Geo-distance aggregation

edit

A multi-bucket aggregation that works on geo_point fields and conceptually works very similar to the range aggregation. The user can define a point of origin and a set of distance range buckets. The aggregation evaluate the distance of each document value from the origin point and determines the buckets it belongs to based on the ranges (a document belongs to a bucket if the distance between the document and the origin falls within the distance range of the bucket).

PUT /museums
{
  "mappings": {
    "properties": {
      "location": {
        "type": "geo_point"
      }
    }
  }
}

POST /museums/_bulk?refresh
{"index":{"_id":1}}
{"location": "52.374081,4.912350", "name": "NEMO Science Museum"}
{"index":{"_id":2}}
{"location": "52.369219,4.901618", "name": "Museum Het Rembrandthuis"}
{"index":{"_id":3}}
{"location": "52.371667,4.914722", "name": "Nederlands Scheepvaartmuseum"}
{"index":{"_id":4}}
{"location": "51.222900,4.405200", "name": "Letterenhuis"}
{"index":{"_id":5}}
{"location": "48.861111,2.336389", "name": "Musée du Louvre"}
{"index":{"_id":6}}
{"location": "48.860000,2.327000", "name": "Musée d'Orsay"}

POST /museums/_search?size=0
{
  "aggs": {
    "rings_around_amsterdam": {
      "geo_distance": {
        "field": "location",
        "origin": "52.3760, 4.894",
        "ranges": [
          { "to": 100000 },
          { "from": 100000, "to": 300000 },
          { "from": 300000 }
        ]
      }
    }
  }
}

Response:

{
  ...
  "aggregations": {
    "rings_around_amsterdam": {
      "buckets": [
        {
          "key": "*-100000.0",
          "from": 0.0,
          "to": 100000.0,
          "doc_count": 3
        },
        {
          "key": "100000.0-300000.0",
          "from": 100000.0,
          "to": 300000.0,
          "doc_count": 1
        },
        {
          "key": "300000.0-*",
          "from": 300000.0,
          "doc_count": 2
        }
      ]
    }
  }
}

The specified field must be of type geo_point (which can only be set explicitly in the mappings). And it can also hold an array of geo_point fields, in which case all will be taken into account during aggregation. The origin point can accept all formats supported by the geo_point type:

  • Object format: { "lat" : 52.3760, "lon" : 4.894 } - this is the safest format as it is the most explicit about the lat & lon values
  • String format: "52.3760, 4.894" - where the first number is the lat and the second is the lon
  • Array format: [4.894, 52.3760] - which is based on the GeoJSON standard where the first number is the lon and the second one is the lat

By default, the distance unit is m (meters) but it can also accept: mi (miles), in (inches), yd (yards), km (kilometers), cm (centimeters), mm (millimeters).

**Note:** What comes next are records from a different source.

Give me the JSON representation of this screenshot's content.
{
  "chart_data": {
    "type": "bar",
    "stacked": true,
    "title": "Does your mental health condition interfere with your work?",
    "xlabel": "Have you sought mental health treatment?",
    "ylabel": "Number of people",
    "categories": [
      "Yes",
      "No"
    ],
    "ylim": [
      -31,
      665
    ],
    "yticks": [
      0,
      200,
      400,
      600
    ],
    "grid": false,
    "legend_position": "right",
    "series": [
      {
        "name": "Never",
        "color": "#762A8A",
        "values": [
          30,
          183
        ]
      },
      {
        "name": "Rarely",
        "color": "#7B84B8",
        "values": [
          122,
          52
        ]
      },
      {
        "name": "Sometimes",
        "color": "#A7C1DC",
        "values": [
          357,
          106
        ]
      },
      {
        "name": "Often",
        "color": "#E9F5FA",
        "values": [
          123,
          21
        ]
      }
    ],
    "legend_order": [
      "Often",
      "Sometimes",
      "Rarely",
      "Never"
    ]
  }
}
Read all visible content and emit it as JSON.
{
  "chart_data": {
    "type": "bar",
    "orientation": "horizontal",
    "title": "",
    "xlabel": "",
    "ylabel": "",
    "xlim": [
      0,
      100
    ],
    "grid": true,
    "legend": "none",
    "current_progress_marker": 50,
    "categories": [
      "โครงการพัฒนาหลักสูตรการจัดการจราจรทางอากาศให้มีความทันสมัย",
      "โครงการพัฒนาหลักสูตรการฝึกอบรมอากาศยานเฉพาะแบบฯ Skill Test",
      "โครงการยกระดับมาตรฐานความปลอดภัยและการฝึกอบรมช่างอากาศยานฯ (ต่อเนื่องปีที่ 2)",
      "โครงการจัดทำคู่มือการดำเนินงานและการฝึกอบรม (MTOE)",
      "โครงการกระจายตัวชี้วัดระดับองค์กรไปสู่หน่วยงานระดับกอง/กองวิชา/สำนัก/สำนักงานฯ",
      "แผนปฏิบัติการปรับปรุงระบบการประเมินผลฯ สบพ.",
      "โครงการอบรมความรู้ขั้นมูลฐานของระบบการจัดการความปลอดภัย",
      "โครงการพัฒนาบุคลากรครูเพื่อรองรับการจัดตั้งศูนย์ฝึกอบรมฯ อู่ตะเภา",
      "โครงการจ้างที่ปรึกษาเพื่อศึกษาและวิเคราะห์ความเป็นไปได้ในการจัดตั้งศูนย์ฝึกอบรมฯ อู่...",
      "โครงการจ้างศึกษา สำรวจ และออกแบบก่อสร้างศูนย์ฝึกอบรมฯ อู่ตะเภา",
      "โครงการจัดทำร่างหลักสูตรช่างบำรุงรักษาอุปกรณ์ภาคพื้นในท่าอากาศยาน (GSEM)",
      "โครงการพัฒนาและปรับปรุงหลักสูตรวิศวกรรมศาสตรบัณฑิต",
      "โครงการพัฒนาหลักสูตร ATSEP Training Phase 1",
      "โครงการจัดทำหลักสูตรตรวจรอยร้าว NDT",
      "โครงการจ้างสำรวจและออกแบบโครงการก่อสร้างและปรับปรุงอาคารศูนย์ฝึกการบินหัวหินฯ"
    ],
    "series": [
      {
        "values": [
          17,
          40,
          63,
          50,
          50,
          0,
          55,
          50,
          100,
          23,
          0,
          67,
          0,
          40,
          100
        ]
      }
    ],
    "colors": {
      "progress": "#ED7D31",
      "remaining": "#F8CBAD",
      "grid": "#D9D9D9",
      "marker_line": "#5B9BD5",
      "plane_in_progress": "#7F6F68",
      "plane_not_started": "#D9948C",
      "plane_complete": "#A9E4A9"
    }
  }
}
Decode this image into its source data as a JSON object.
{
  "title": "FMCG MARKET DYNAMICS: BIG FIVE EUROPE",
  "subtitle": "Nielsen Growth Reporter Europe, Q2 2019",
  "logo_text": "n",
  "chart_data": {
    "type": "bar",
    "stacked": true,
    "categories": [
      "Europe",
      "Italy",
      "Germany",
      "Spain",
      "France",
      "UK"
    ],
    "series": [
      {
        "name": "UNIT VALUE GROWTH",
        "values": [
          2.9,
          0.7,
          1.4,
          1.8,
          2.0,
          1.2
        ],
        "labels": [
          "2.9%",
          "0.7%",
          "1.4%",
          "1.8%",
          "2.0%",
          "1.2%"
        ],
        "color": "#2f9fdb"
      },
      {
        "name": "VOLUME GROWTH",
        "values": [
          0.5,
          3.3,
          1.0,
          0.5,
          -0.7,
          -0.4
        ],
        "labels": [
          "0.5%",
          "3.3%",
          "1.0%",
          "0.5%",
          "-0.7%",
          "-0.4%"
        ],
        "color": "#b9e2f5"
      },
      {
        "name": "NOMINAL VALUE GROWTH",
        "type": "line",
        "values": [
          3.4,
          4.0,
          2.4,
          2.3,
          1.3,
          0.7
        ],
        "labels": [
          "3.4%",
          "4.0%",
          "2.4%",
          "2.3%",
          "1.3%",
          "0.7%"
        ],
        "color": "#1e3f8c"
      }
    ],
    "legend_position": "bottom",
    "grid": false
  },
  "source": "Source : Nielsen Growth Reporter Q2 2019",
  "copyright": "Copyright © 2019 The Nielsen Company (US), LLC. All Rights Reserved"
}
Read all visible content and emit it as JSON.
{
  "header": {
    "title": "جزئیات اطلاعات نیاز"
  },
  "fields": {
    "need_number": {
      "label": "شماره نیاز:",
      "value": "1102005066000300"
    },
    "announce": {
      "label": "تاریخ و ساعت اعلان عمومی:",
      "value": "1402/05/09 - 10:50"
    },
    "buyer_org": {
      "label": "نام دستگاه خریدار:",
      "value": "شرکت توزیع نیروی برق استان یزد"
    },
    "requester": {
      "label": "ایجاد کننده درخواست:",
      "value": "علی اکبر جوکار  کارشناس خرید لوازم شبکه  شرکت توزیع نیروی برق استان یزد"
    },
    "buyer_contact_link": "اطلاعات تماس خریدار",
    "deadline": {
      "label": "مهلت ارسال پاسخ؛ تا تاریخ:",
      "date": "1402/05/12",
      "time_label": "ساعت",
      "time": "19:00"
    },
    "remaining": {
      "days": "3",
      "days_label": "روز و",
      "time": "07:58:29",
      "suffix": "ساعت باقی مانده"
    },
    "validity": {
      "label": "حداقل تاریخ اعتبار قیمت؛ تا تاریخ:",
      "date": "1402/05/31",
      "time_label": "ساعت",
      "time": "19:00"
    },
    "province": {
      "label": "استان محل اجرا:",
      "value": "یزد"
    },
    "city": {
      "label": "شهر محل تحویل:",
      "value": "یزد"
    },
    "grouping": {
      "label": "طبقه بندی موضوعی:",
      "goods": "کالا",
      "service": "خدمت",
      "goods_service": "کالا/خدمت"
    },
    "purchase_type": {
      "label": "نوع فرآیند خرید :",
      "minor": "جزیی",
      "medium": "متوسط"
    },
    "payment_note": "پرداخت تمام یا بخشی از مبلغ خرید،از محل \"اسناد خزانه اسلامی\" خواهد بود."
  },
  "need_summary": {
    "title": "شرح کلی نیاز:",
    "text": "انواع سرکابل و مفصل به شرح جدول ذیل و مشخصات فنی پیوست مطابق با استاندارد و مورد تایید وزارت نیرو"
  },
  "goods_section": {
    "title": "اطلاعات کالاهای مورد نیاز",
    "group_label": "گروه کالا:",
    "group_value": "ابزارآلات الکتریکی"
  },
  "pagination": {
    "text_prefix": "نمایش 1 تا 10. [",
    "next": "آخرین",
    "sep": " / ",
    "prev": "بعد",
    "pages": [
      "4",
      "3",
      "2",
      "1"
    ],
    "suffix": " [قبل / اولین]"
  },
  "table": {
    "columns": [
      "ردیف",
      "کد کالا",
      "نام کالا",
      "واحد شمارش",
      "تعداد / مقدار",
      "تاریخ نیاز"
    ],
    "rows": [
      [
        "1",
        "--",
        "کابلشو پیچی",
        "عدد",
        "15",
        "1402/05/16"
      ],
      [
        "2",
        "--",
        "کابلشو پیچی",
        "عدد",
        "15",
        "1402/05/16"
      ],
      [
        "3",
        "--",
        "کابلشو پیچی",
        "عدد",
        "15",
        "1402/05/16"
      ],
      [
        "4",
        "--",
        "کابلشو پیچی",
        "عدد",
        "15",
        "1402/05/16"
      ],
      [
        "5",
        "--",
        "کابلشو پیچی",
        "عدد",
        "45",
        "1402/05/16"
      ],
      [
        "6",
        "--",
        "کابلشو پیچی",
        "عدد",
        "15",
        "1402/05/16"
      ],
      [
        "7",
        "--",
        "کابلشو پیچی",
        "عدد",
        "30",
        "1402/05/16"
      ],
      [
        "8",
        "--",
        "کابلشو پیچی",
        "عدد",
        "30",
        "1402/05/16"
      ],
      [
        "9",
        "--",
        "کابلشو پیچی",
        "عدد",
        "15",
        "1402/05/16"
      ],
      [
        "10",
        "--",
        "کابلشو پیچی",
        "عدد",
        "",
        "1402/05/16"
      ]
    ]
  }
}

POST /museums/_search?size=0
{
  "aggs": {
    "rings": {
      "geo_distance": {
        "field": "location",
        "origin": "52.3760, 4.894",
        "unit": "km", 
        "ranges": [
          { "to": 100 },
          { "from": 100, "to": 300 },
          { "from": 300 }
        ]
      }
    }
  }
}

The distances will be computed in kilometers

There are two distance calculation modes: arc (the default), and plane. The arc calculation is the most accurate. The plane is the fastest but least accurate. Consider using plane when your search context is "narrow", and spans smaller geographical areas (~5km). plane will return higher error margins for searches across very large areas (e.g. cross continent search). The distance calculation type can be set using the distance_type parameter:

POST /museums/_search?size=0
{
  "aggs": {
    "rings": {
      "geo_distance": {
        "field": "location",
        "origin": "52.3760, 4.894",
        "unit": "km",
        "distance_type": "plane",
        "ranges": [
          { "to": 100 },
          { "from": 100, "to": 300 },
          { "from": 300 }
        ]
      }
    }
  }
}

Keyed Response

edit

Setting the keyed flag to true will associate a unique string key with each bucket and return the ranges as a hash rather than an array:

POST /museums/_search?size=0
{
  "aggs": {
    "rings_around_amsterdam": {
      "geo_distance": {
        "field": "location",
        "origin": "52.3760, 4.894",
        "ranges": [
          { "to": 100000 },
          { "from": 100000, "to": 300000 },
          { "from": 300000 }
        ],
        "keyed": true
      }
    }
  }
}

Response:

{
  ...
  "aggregations": {
    "rings_around_amsterdam": {
      "buckets": {
        "*-100000.0": {
          "from": 0.0,
          "to": 100000.0,
          "doc_count": 3
        },
        "100000.0-300000.0": {
          "from": 100000.0,
          "to": 300000.0,
          "doc_count": 1
        },
        "300000.0-*": {
          "from": 300000.0,
          "doc_count": 2
        }
      }
    }
  }
}

It is also possible to customize the key for each range:

POST /museums/_search?size=0
{
  "aggs": {
    "rings_around_amsterdam": {
      "geo_distance": {
        "field": "location",
        "origin": "52.3760, 4.894",
        "ranges": [
          { "to": 100000, "key": "first_ring" },
          { "from": 100000, "to": 300000, "key": "second_ring" },
          { "from": 300000, "key": "third_ring" }
        ],
        "keyed": true
      }
    }
  }
}

Response:

{
  ...
  "aggregations": {
    "rings_around_amsterdam": {
      "buckets": {
        "first_ring": {
          "from": 0.0,
          "to": 100000.0,
          "doc_count": 3
        },
        "second_ring": {
          "from": 100000.0,
          "to": 300000.0,
          "doc_count": 1
        },
        "third_ring": {
          "from": 300000.0,
          "doc_count": 2
        }
      }
    }
  }
}